Gute Arbeitsplätze für alle
Vor dem Sozialgipfel kommende Woche stellten die Verbände ihre Forderungen auf
Die Berliner Sozialverbände laden am kommenden Dienstag zum achten Berliner Sozialgipfel in das DGB-Gewerkschaftshaus am Wittenbergplatz in Schöneberg. Dort wollen sie mit den Spitzenkandidaten von CDU, SPD, Grünen und LINKEN über soziale Themen diskutieren.
Am Donnerstag stellten die Sozialverbände schon einmal die inhaltlichen Schwerpunkte vor, die im Hinblick auf die Bundestagswahl aus ihrer Sicht am Drängendsten sind.

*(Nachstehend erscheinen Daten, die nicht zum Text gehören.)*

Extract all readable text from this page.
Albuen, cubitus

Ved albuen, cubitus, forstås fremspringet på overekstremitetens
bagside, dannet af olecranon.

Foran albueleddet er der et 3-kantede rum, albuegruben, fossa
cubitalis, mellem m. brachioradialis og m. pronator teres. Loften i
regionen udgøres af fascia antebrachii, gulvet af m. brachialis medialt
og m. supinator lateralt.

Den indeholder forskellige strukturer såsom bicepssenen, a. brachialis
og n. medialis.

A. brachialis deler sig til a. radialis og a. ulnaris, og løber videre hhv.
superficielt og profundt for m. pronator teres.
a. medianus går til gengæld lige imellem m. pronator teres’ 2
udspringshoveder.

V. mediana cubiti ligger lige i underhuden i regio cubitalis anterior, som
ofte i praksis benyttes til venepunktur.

So müssten die Lebensbedingungen von Menschen mit geringem Einkommen, Rentnern, Kindern, Geflüchteten und Behinderten verbessert werden. Es bestehe »höchste Alarmstufe«, sagte Doro Zinke, DGB-Vorsitzende in Berlin-Brandenburg.
Vor allem sei es wichtig, die Arbeitsverhältnisse zu verbessern. Dafür müssten Leiharbeit und befristete Beschäftigung eingeschränkt werden. »Wir haben viel zu viele arme Beschäftigte«, sagte Zinke. Das treffe vor allem Frauen, da es für sie nach einer Elternpause oftmals schwer sei, wieder eine Vollzeitbeschäftigung aufzunehmen. Bei Leiharbeit und Befristung sei in letzter Zeit wieder ein deutlicher Anstieg zu verzeichnen.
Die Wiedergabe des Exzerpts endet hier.